Flat Docker images

Docker seems to be the New Hot Thing these days. It is an application container engine – it lets you pack any Linux software into a self-contained, isolated container image that can be easily distributed and run on different host machines. An image is somewhere in between a well built Omnibus package, and a full-on virtual machine: it’s an LXC container filesystem plus a bit of configuration on top of it (environment variables, default command to run, UID to run it as, TCP/UDP ports to expose, etc). Once you have the image built or downloaded, you can use it to start one or many containers – live environments that actually run the software.

To conserve disk space (and RAM cache), Docker uses AUFS to overlay filesystems. When you start a container from an image, Docker doesn’t copy all the image’s files to the container’s root. It overlays a new read/write directory on top of read-only directory with the image’s filesystem. Any writes the container makes go to its read/write image; all the reads of the unchanged files are actually performed from image’s read-only root. The image’s filesystem root can be shared between all its running containers, and a started container uses only as much space as it has actually written. This conserves not only disk space – when you have multiple containers started from one image, the operating system can use the same memory cache for all of them for the files they share. This also makes the boot of the container pretty much instantaneous, as Docker doesn’t need to copy whole root filesystem.

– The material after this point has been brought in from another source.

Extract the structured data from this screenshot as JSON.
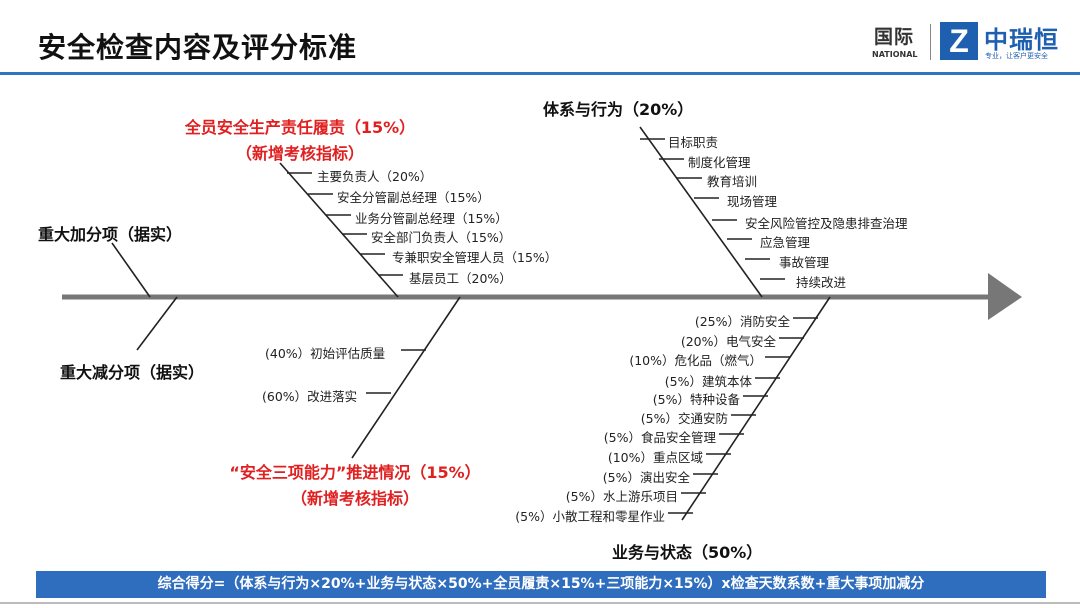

This idea goes a bit further: the image itself is actually a frozen container. To prepare a new image, you just start a container, run one or more commands to install and prepare the application, and then commit the container as a new image. This means that your new image has only the files that have been added or changed since the image you started it from; and that base image has only files that have changed since its base image, and so on. At the very bottom there’s a base image that has been created from a filesystem archive – the only one that actually contains all of its files. There’s even a cool Dockerfile configuration that lets you describe how to build the application from the base image in one place. And this is where the layering goes a bit too far.

Two versions of the same Docker imageDocker itself is intentionally limited: when you start a container, you’re allowed to run only a single command, and that’s all. Then the container exits, and you can either dispose of it, or commit it as a new image. For running containers, it’s fine – it enforces clean design and separation of concerns. When building images, though, every “RUN” line means a new image is committed, which is a base for the next “RUN” line, and so on. When building any reasonably complex software based only on Dockerfile, we always and up with a whole stack of intermediate images that aren’t useful in any way. In fact, they are harmful, as there seems to be a limit on how many directories can you stack with aufs. It’s reported to be 42 layers, which is not too much considering size of some Dockerfiles floating around.

It seems that flattening existing images is not a simple task. Can we build images in one go, without stacking dozens of them on top of each other? It seems it’s actually quite easy. You just compress all the “RUN” Dockerfile statements into one shell script, and you’re halfway there. If you compress all the “ADD” statements into a single one too, you’re almost there: there’s one image for ADD, and a second one to RUN the setup script. Besides an unnecessary intermediate image being plain ugly, we have another issue: the ADD line often copies a big installer or package into an image, only to have it removed by a RUN line after installation. The user still has to download the intermediate image with the huge package file, only to not see it because child image had it deleted.

It turns out we can use shared volumes instead of the ADD statement. If we use docker run + docker commit manually rather than docker build with a Dockerfile, we can download all the installers on the builder host, expose it to the container as a shared volume, and then commit the container into an image in a single pass.

It’s possible to just write a shell script which does all of that manually. But the Dockerfile format is quite comfortable to use, and there’s quite a few container definitions already available that we wouldn’t be able to reuse. And it’s completely feasible to just read the Dockerfile syntax by a script that would execute it as a one-pass single-layer build:

  • Compose a single dict out of metadata commands, such as MAINTAINER, CMD, or ENTRYPOINT
  • For each RUN command, add a line to a setup shell script in a shared directory
  • For each ADD command, copy the data inside the shared directory, and add a line to the setup script that copies it to its final location
  • Build image in one pass, with a single docker run -v $shared_dir:/.data $from /.data/setup.sh, and if it’s successful, commit the image with a single docker commit using the metadata gathered earlier.

As it turns out, 125 lines of Perl is all it takes. The docker-compile.pl script is in the Gist below, and in the image to the right you can see inheritance diagram of the lopter/collectd-graphite image in two versions: on the right is the original, created by docker build; on the left is one created with docker-compile.pl. The flat one takes 299 MB; the combined ancestry of the original is almost 600MB.

All the script needs is Perl and JSON CPAN module (on Debian or Ubuntu, you can install it with sudo apt-get install libjson-perl). I hope the idea will prove useful – if there’s demand, I can take this proof of concept, polish it, document, and set up a proper GitHub repo with issue tracking and all. Happy hacking!